Twitter: Famous for their retweet function that influences the algorithm to see more of what your friends are posting.
Netflix: Works in tandem with the personalized recommendation system to show most popular shows/movies of your liking.
Mostly every other social media platform.

How to Approach This Method:

Quite difficult as we don’t really have a good amount of people to have accurate predictions, but hypothetically, we should use a memory based approach as it’s a way easier method to implement. Revolve the predictions over the favorite function or even a rating system if we want to implement that, then cross reference with similarities to your liking.

Other Methods:

Although I went on about the two major methods used by most recommendation systems, there are four other methods that could be looked upon as well. These include Demographic Based, Utility Based, Knowledge Based, and Hybrid Recommender. Ultimately they work off similar concepts as Content and Collaborative recommendation systems, but they have their own unique advantages with each one.

More about what each does can be found here.

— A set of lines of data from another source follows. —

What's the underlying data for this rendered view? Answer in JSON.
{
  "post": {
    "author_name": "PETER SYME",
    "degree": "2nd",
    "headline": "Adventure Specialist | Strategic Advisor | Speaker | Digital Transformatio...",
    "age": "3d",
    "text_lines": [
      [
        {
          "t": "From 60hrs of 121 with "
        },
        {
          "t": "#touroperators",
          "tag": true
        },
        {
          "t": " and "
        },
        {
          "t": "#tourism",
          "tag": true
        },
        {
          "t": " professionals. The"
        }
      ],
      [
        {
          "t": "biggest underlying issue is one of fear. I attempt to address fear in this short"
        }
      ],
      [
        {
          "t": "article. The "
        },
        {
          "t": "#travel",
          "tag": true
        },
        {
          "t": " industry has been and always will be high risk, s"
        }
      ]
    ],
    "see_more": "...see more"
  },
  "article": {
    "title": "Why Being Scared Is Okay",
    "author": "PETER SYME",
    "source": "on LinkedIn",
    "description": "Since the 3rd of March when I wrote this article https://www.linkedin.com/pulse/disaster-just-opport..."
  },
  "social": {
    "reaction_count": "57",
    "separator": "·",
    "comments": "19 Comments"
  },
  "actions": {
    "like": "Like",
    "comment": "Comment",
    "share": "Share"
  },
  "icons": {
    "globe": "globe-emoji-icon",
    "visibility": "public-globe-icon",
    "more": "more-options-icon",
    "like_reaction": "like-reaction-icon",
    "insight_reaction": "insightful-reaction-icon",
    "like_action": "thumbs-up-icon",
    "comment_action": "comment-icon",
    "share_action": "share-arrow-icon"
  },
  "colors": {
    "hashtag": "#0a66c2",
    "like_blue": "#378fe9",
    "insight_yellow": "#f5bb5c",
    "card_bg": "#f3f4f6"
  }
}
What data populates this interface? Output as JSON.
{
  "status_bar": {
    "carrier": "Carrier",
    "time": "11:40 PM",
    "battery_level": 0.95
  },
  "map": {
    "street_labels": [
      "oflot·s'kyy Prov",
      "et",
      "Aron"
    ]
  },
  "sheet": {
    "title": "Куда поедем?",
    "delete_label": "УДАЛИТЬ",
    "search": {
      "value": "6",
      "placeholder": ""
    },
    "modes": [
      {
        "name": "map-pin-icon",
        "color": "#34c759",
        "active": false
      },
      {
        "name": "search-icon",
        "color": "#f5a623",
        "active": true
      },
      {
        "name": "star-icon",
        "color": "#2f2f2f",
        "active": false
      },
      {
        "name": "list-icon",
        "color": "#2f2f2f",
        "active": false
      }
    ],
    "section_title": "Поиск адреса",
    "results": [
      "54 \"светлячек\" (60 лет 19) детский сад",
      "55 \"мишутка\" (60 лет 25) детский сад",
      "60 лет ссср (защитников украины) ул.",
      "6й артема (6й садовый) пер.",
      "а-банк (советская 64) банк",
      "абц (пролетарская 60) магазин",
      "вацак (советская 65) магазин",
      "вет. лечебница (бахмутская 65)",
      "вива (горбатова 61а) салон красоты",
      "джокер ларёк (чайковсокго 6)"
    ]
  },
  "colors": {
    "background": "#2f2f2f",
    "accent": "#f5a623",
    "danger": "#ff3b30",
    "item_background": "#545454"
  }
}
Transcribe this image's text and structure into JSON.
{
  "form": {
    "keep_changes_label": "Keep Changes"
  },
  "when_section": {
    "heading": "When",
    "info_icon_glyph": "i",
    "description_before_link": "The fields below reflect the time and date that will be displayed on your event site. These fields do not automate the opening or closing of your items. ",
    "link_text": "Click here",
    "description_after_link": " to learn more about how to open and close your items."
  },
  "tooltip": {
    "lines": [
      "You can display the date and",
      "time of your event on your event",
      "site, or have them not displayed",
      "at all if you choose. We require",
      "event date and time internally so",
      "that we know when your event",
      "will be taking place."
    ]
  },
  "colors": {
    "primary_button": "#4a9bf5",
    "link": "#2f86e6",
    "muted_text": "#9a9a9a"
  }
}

My Choice For Our Recommendation System:

Each of the two recommendation systems have quite good qualities going for them, but ultimately I would say that the Content Based approach using the Cosine Similarity method would probably be the best to go for. As this is an internship website with a specific niche, Computer Science Majors, having a Collaborative recommendation system wouldn’t really work out. There will be a smaller viewer pool and recommendations will just be a handful of popular job listings that will obscure the different niches that can be in ICS. Content Based allows viewers to cultivate a specific job pool that they can choose from and overall will lessen the idea of competition within the site as a whole. So, when we do start making our recommendation system, I highly suggest opting for Content Based.